Agonist AMD Antagonist Activity in a GFP Yeast Based Estrogen Receptor Functional Assay

Estrogen receptors (ERα and ER β) are ligand-binding transcription factors activated by the hormone 17-β estradiol. Ligand binding triggers ER dimerization, translocation of the receptor from the cytoplasm into the nucleus and eventually activation of the genes under control of ER. Studies have revealed a role for estrogen receptors in male and female sexual development, reproductive functions, bone metabolism and regulation of neuroendocrine and cardiovascular systems. ER is also known to bind to other non-native ligands known in pharmacology as receptor agonists or antagonists. Agonists provoke a biological response when bound to the receptor; antagonists inhibit a biological response when bound. Our lab is interested in the promiscuous binding of the estrogen receptor and its ability to activate different genes in different tissues. Fluorescence Resonance Energy Transfer (FRET) assays have previously been performed using ER to study ligand binding affinities for the receptor. However, this technique is unable to determine whether these ligands are agonists or antagonists and allow ER dimerization and gene activation. To investigate these phenomena, an activity assay that measures ER controlled gene expression has been developed which provides the opportunity to gain further insight into the functional activity in living systems. Recombinant yeast cells that express ERα use the green fluorescent protein (GFP) reporter to determine whether ER α, in the presence of a particular ligand, has activated gene of expression. We have correlated the binding to agonist and antagonist behavior of several xeno and phyto estrgens.
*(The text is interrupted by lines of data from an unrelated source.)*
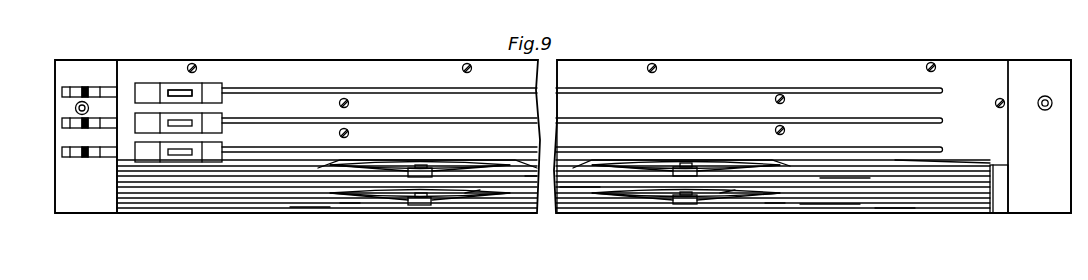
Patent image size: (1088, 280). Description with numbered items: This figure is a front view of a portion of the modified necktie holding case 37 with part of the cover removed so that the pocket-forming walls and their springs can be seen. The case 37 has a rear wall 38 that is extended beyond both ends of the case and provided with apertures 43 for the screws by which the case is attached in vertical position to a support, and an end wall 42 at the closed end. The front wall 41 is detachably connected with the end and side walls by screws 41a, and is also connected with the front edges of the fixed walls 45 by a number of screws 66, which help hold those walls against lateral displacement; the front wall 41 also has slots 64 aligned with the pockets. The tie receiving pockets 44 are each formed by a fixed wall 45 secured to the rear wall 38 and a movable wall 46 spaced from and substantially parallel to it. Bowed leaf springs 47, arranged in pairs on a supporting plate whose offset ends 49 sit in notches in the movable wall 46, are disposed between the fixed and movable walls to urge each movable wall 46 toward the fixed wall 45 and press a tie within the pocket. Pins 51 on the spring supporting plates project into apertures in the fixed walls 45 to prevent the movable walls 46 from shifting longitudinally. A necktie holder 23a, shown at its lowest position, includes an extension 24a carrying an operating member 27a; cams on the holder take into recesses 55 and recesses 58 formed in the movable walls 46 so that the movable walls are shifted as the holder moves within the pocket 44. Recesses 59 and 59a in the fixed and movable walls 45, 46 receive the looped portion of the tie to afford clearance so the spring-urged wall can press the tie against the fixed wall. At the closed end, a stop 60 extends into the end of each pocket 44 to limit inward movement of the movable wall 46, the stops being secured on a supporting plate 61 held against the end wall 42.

The necktie holder 23a is at (66, 86).
The operating member 27a is at (147, 86).
The extension 24a is at (176, 90).
The case 37 is at (263, 60).
The screws 66 is at (346, 98).
The screws 41a is at (464, 64).
The apertures 43 is at (75, 109).
The rear wall 38 is at (103, 207).
The tie receiving pockets 44 is at (188, 183).
The recesses 58 is at (307, 211).
The movable wall 46 is at (358, 203).
The pins 51 is at (422, 206).
The bowed leaf springs 47 is at (477, 198).
The slots 64 is at (628, 91).
The front wall 41 is at (749, 65).
The fixed wall 45 is at (573, 188).
The offset ends 49 is at (690, 206).
The recesses 59 is at (820, 206).
The recesses 59a is at (851, 180).
The recesses 55 is at (895, 209).
The stop 60 is at (984, 178).
The supporting plate 61 is at (991, 207).
The end wall 42 is at (1002, 206).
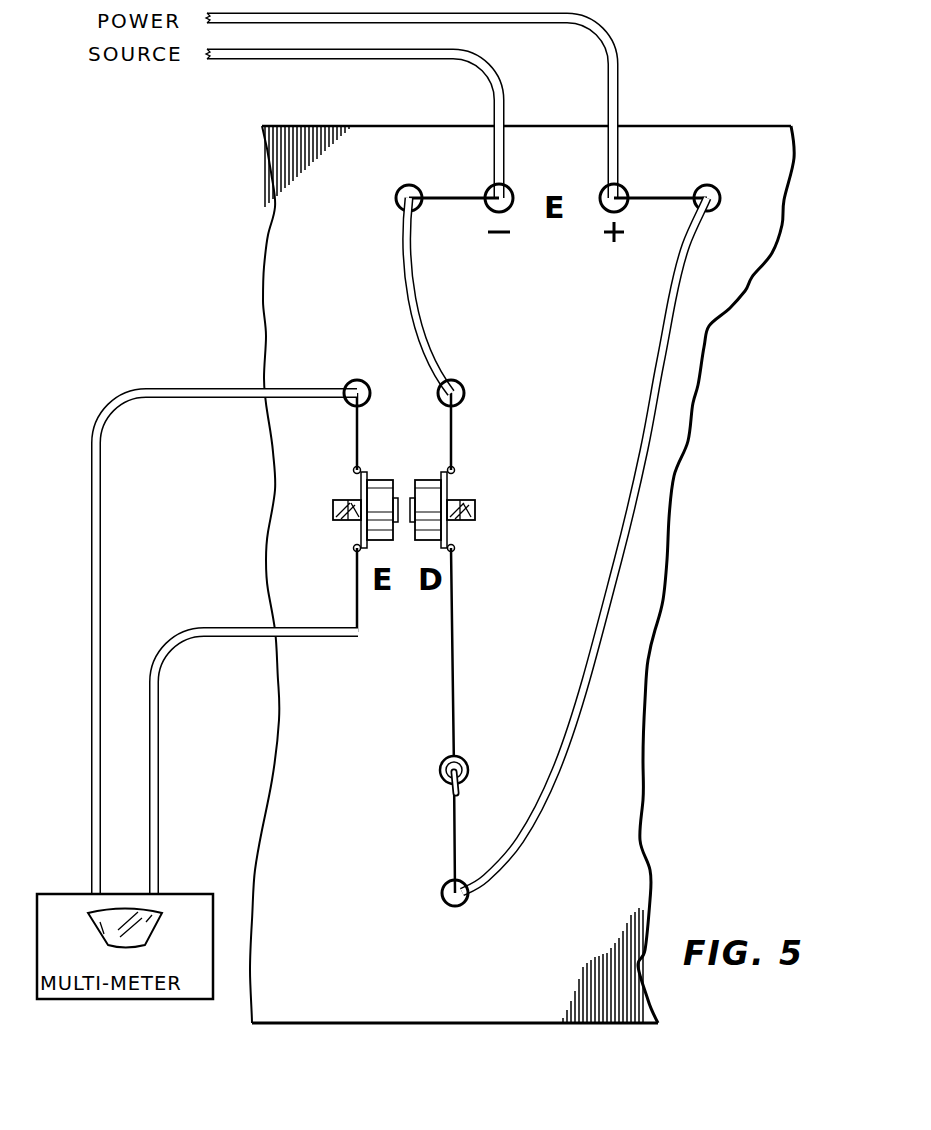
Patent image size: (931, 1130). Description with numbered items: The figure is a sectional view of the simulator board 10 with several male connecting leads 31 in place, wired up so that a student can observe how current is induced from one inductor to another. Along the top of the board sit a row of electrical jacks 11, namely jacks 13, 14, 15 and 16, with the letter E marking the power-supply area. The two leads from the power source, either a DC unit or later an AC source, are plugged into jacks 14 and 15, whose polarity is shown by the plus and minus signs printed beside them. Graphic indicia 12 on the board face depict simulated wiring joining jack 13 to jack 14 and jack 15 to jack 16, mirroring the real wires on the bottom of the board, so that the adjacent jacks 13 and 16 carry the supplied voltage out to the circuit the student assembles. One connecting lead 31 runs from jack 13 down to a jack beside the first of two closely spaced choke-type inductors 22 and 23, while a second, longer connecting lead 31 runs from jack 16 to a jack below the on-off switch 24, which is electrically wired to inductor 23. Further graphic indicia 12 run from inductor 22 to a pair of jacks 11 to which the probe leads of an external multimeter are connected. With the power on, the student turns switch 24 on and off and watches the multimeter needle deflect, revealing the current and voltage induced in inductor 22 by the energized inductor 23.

The simulator board 10 is at (792, 113).
The electrical jacks 11 is at (352, 384).
The graphic indicia 12 is at (456, 199).
The jack 13 is at (406, 188).
The jack 14 is at (490, 190).
The jack 15 is at (624, 190).
The jack 16 is at (712, 190).
The choke-type inductor 22 is at (378, 470).
The choke-type inductor 23 is at (416, 470).
The on-off switch 24 is at (466, 765).
The connecting leads 31 is at (406, 288).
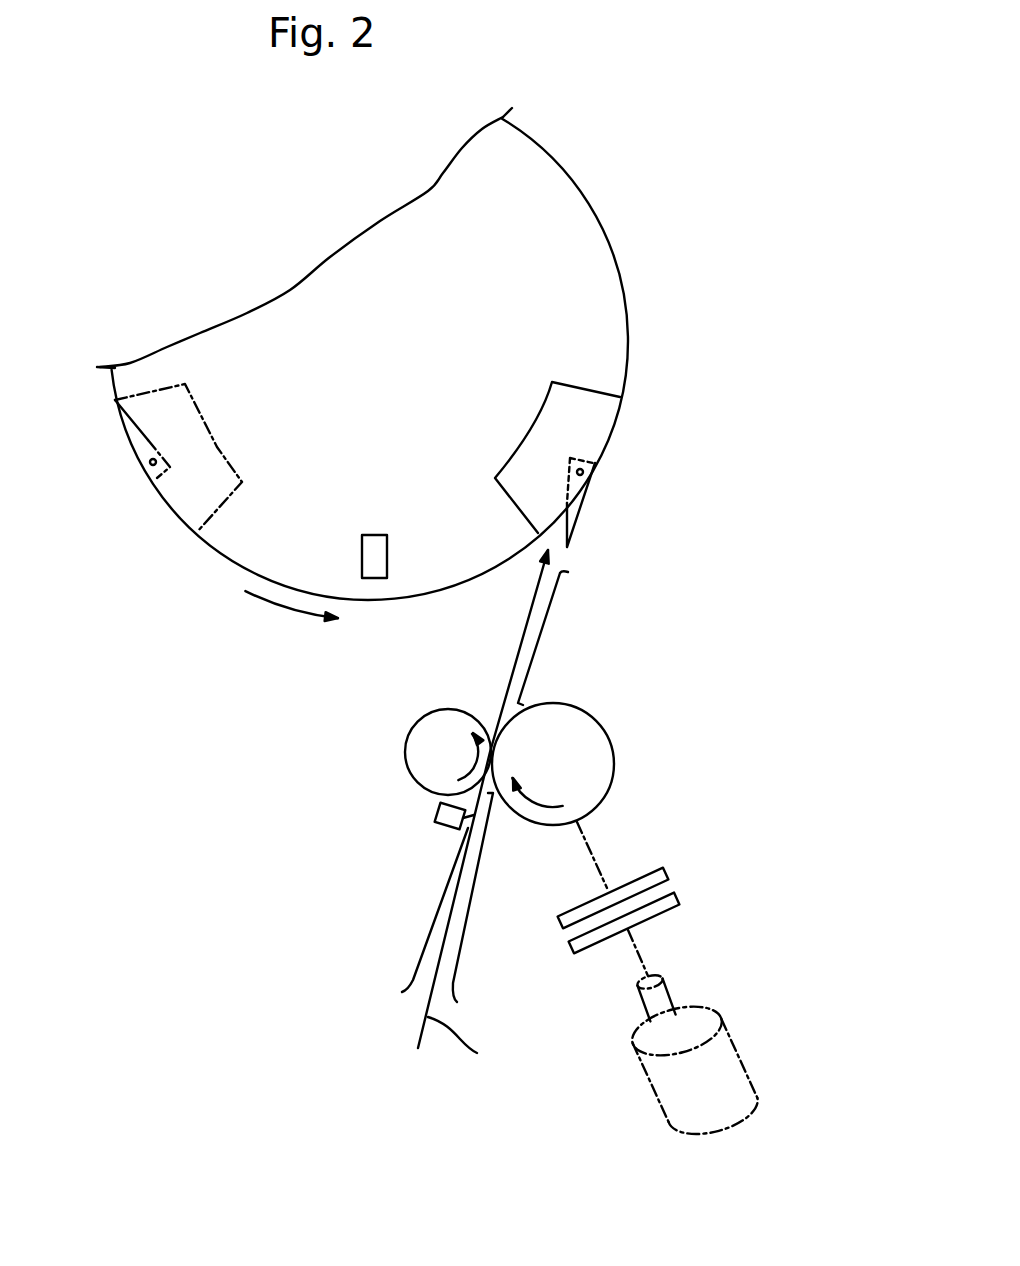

Elucidating Molecular Constraints that Effect Alpha Crystallin Oligomerization, Stability, and Chaperone Function

Alpha Crystallin is the major protein component of the human lens and plays an important role in the prevention of cataracts. α-Crystallin (αX) oligomers consist of two isoforms, αX-A and αX-B which share high sequence similarity and define the common α-Crystallin fold found in many small heat shock proteins (sHSPs). αX-A and αX-B are hypothesized to play two important roles within the lens. First, αX-A and αX-B belong to a group of proteins called Crystallins (α, β, and γ) that are very stable proteins that play a role in preserving a uniform density within the lens, which allows it to focus light. The Crystallin proteins’ ability to form diverse and stable oligomers results in a glass-like rather than crystalline organization to the lens protein material, which also aids in the long-term stability of this high-density protein organ. Second, αX-A and αX-B both function as sHSPs that bind to misfolded proteins, preventing formation of large, insoluble protein aggregates (the beginning of cataracts). Our lab is investigating the molecular interactions between αX-A and αX-B that result in its stability, diverse oligomerization, and chaperone function. To this end we are using a model, inducible misfolding protein (insulin B-chain) to study chaperone function by light scatter under various conditions. We are also using random and targeted modification of αX-A and αX-B to simulate long-term protein damage and degradation observed in aged lenses. Focus on the C-terminal strand exchange observed in recent crystal structures and proposed to aid in αX-A and αX-B polydisperse oligomerization is additionally aiding experimental design. We hope to identify specific molecular interactions that result in αX-A and αX-B’s chaperone function, and determine how those interactions relate to stability and self-oligomerization.